@eb I really hope that this causes an industry-wide reckoning with the common practice of letting your entire goddamn product rest on the shoulders of one overworked person having a slow mental health crisis without financially or operationally supporting them whatsoever. I want everyone who has an open source dependency to read this message https://www.mail-archive.com/xz-devel@tukaani.org/msg00567.html
@eb "I never thought a sophisticated APT would backdoor *my* volunteer-maintained infrastructure that I got for free" sobs entire industry who voted for the "volunteer-maintained infrastructure that I get for free with no defense against sophisticated APTs" party
@krans @glyph @eb sure. well, so the reason we personally call the thing we do "free software" is precisely to highlight the point that our own goal in publishing stuff without charge is very much to work towards a world without that problem, by creating something that exists as far outside it as we can manage (not all the way - obviously we have the free time to do that because of our other privileges)
@irenes @glyph @eb I thought it was called "free software" because users are allowed to do whatever they want to with it including modifications, not because it's provided free of charge.
The founders of the Free Software movement were Libertarians, not Socialists (unfortunately).
I guess we were talking at cross purposes — sorry.
@krans @glyph @eb we're very proactive-death-of-the-author about this. the FSF has failed to provide ideological leadership due to RMS's top-down style, but many of the ideals are good ones and it's the job of the current generation to renew the movement if we want our children to be able to enjoy its fruits the way we did
I think @rms did a huge error basing what was a hacker¹ movement on the value of freedom alone.
#Freedom (like #Communion) is a totalizant value, a value that can blind people from other important values, so much that it's the foundational value of #Capitalism (much like what #Communion was for #Comunism).
As we can all see that #FreeSoftware lost its political goals, being used much more to reduce human freedom than to increase it (#Google and #Facebook would not exists without exploiting huge amount of developers' work donated as Free Software, much like #GitHub #Copilot / #CopyALot), we should really move to something different.

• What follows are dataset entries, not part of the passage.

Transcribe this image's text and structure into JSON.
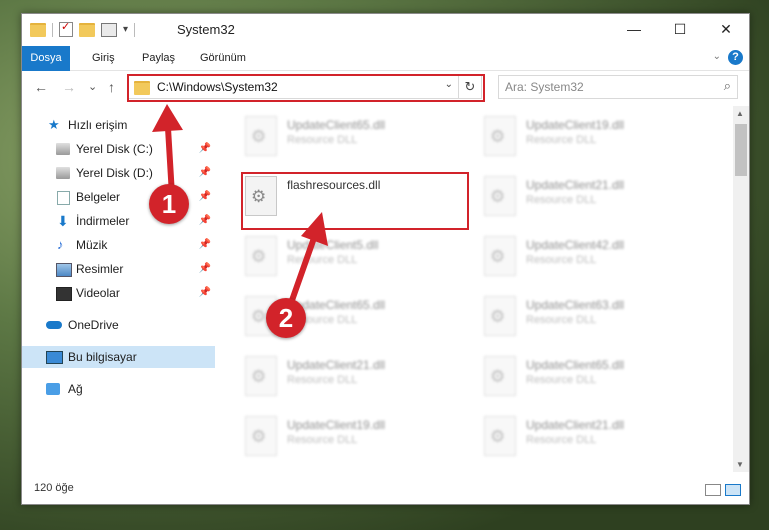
{
  "window": {
    "title": "System32",
    "qat_dropdown": "▾",
    "controls": {
      "minimize": "—",
      "maximize": "☐",
      "close": "✕"
    }
  },
  "ribbon": {
    "tabs": [
      "Dosya",
      "Giriş",
      "Paylaş",
      "Görünüm"
    ],
    "collapse_glyph": "⌄",
    "help_glyph": "?"
  },
  "nav": {
    "back": "←",
    "forward": "→",
    "recent": "⌄",
    "up": "↑"
  },
  "address": {
    "path": "C:\\Windows\\System32",
    "dropdown": "⌄",
    "refresh": "↻"
  },
  "search": {
    "placeholder": "Ara: System32",
    "icon": "⌕"
  },
  "sidebar": {
    "quick_access": "Hızlı erişim",
    "pin_glyph": "📌",
    "items": [
      {
        "label": "Yerel Disk (C:)",
        "icon": "disk-icon"
      },
      {
        "label": "Yerel Disk (D:)",
        "icon": "disk-icon"
      },
      {
        "label": "Belgeler",
        "icon": "documents-icon"
      },
      {
        "label": "İndirmeler",
        "icon": "downloads-icon"
      },
      {
        "label": "Müzik",
        "icon": "music-icon"
      },
      {
        "label": "Resimler",
        "icon": "pictures-icon"
      },
      {
        "label": "Videolar",
        "icon": "videos-icon"
      }
    ],
    "onedrive": "OneDrive",
    "this_pc": "Bu bilgisayar",
    "network": "Ağ"
  },
  "files": {
    "highlighted": {
      "name": "flashresources.dll",
      "type": ""
    },
    "left_column": [
      {
        "name": "UpdateClient65.dll",
        "type": "Resource DLL"
      },
      {
        "name": "UpdateClient5.dll",
        "type": "Resource DLL"
      },
      {
        "name": "UpdateClient65.dll",
        "type": "Resource DLL"
      },
      {
        "name": "UpdateClient21.dll",
        "type": "Resource DLL"
      },
      {
        "name": "UpdateClient19.dll",
        "type": "Resource DLL"
      }
    ],
    "right_column": [
      {
        "name": "UpdateClient19.dll",
        "type": "Resource DLL"
      },
      {
        "name": "UpdateClient21.dll",
        "type": "Resource DLL"
      },
      {
        "name": "UpdateClient42.dll",
        "type": "Resource DLL"
      },
      {
        "name": "UpdateClient63.dll",
        "type": "Resource DLL"
      },
      {
        "name": "UpdateClient65.dll",
        "type": "Resource DLL"
      },
      {
        "name": "UpdateClient21.dll",
        "type": "Resource DLL"
      }
    ]
  },
  "status": {
    "item_count": "120 öğe"
  },
  "annotations": {
    "step1": "1",
    "step2": "2",
    "color": "#d2232a"
  }
}
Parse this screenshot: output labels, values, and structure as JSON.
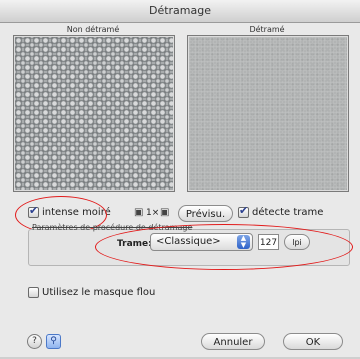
{
  "window": {
    "title": "Détramage"
  },
  "previews": {
    "left_label": "Non détramé",
    "right_label": "Détramé"
  },
  "options": {
    "intense_moire_label": "intense moiré",
    "intense_moire_checked": true,
    "zoom_label": "1×",
    "preview_button": "Prévisu.",
    "detect_label": "détecte trame",
    "detect_checked": true
  },
  "params": {
    "group_label": "Paramètres de procédure de détramage",
    "trame_label": "Trame:",
    "trame_value": "<Classique>",
    "lpi_value": "127",
    "unit_label": "lpi"
  },
  "footer": {
    "masque_label": "Utilisez le masque flou",
    "masque_checked": false,
    "cancel_button": "Annuler",
    "ok_button": "OK"
  },
  "accent_colors": {
    "annotation": "#e21b1b",
    "checkmark": "#2a3f8f",
    "select_arrow": "#2e62c9"
  }
}
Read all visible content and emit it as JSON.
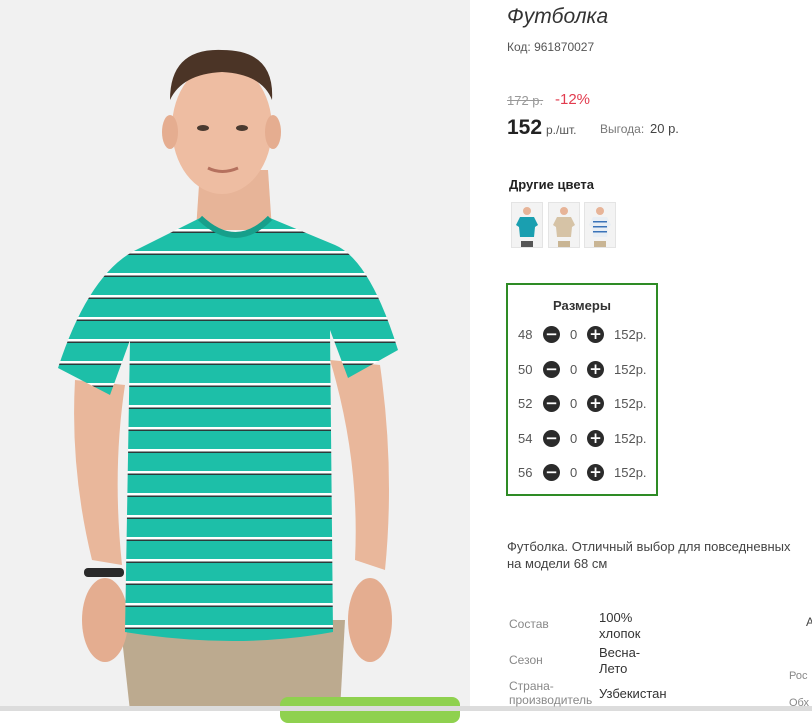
{
  "product": {
    "title": "Футболка",
    "code": "Код: 961870027",
    "old_price": "172 р.",
    "discount": "-12%",
    "price": "152",
    "price_unit": "р./шт.",
    "benefit_label": "Выгода:",
    "benefit_value": "20 р."
  },
  "colors": {
    "heading": "Другие цвета",
    "items": [
      {
        "icon": "tshirt-teal-thumbnail",
        "color": "#1a9fb0"
      },
      {
        "icon": "tshirt-beige-thumbnail",
        "color": "#d6c3a6"
      },
      {
        "icon": "tshirt-white-striped-thumbnail",
        "color": "#e8eef4"
      }
    ]
  },
  "sizes": {
    "heading": "Размеры",
    "rows": [
      {
        "size": "48",
        "qty": "0",
        "price": "152р."
      },
      {
        "size": "50",
        "qty": "0",
        "price": "152р."
      },
      {
        "size": "52",
        "qty": "0",
        "price": "152р."
      },
      {
        "size": "54",
        "qty": "0",
        "price": "152р."
      },
      {
        "size": "56",
        "qty": "0",
        "price": "152р."
      }
    ],
    "minus_symbol": "−",
    "plus_symbol": "+"
  },
  "description": {
    "line1": "Футболка. Отличный выбор для повседневных",
    "line2": "на модели 68 см"
  },
  "properties": [
    {
      "label": "Состав",
      "value_lines": [
        "100%",
        "хлопок"
      ]
    },
    {
      "label": "Сезон",
      "value_lines": [
        "Весна-",
        "Лето"
      ]
    },
    {
      "label_lines": [
        "Страна-",
        "производитель"
      ],
      "value_lines": [
        "Узбекистан"
      ]
    }
  ],
  "edge_text": {
    "a": "А",
    "b": "Рос",
    "c": "Обх"
  },
  "colors_theme": {
    "accent_green": "#2e8b25",
    "discount_red": "#e23b4e",
    "buy_button": "#8fd14f",
    "shirt": "#1dbfa8"
  }
}
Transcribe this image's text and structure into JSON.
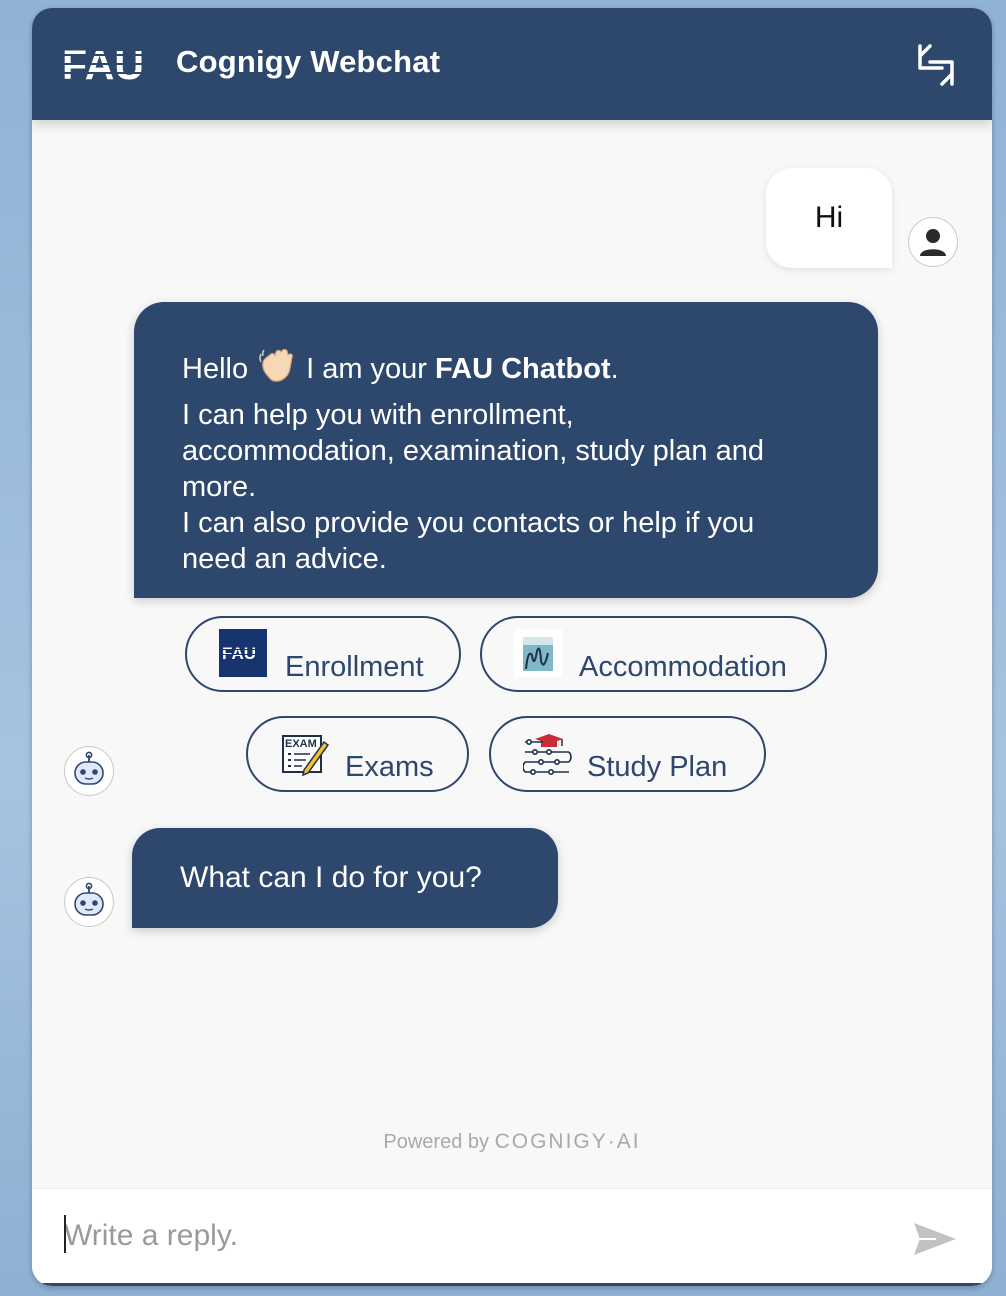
{
  "header": {
    "logo_text": "FAU",
    "title": "Cognigy Webchat",
    "collapse_icon": "collapse-icon"
  },
  "messages": {
    "user_greeting": "Hi",
    "bot_intro": {
      "hello": "Hello",
      "wave_icon": "waving-hand-icon",
      "i_am_your": "I am your",
      "bot_name": "FAU Chatbot",
      "period": ".",
      "line2": "I can help you with enrollment,",
      "line3": "accommodation, examination, study plan and",
      "line4": "more.",
      "line5": "I can also provide you contacts or  help if you",
      "line6": "need an advice."
    },
    "bot_question": "What can I do for you?"
  },
  "quick_replies": [
    {
      "label": "Enrollment",
      "icon": "fau-logo-icon"
    },
    {
      "label": "Accommodation",
      "icon": "accommodation-icon"
    },
    {
      "label": "Exams",
      "icon": "exam-icon"
    },
    {
      "label": "Study Plan",
      "icon": "study-plan-icon"
    }
  ],
  "footer": {
    "powered_by": "Powered by",
    "brand": "COGNIGY·AI"
  },
  "input": {
    "placeholder": "Write a reply.",
    "send_icon": "send-icon"
  },
  "colors": {
    "primary": "#2e476d",
    "background": "#f8f8f8",
    "page_background": "#9dbbdc"
  }
}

Years ago I wrote the #HackingLicense ² to this aim, a (network) #copyleft license (and a shrink-wrap contract) that has been used successfully in a couple of projects.
It doesn't forbid commercial use of the covered works and even share the copyright with the users that comply with the license itself, BUT contractually impose a complete reciprocity, as any work that benefit in any way from the covered work must be distributed in the same way.
IOW, if you use my work under the Hacking License, I can use and distribute your work under the same terms. Even if it's a LLM, or a software including its output.
I'm not sure the Hacking License is the best tool to get back freedom, communion and #Curiosity, but at least it's a step in the right direction.
¹ http://www.tesio.it/2020/09/03/not_all_hackers_are_americans.html
² http://www.tesio.it/documents/HACK.txt
@Shamar @rms @krans @glyph @eb that's a good analysis. we do agree that, like, any complete statement of values should have more than one thing on it, or at least more elaboration of what they mean in-context.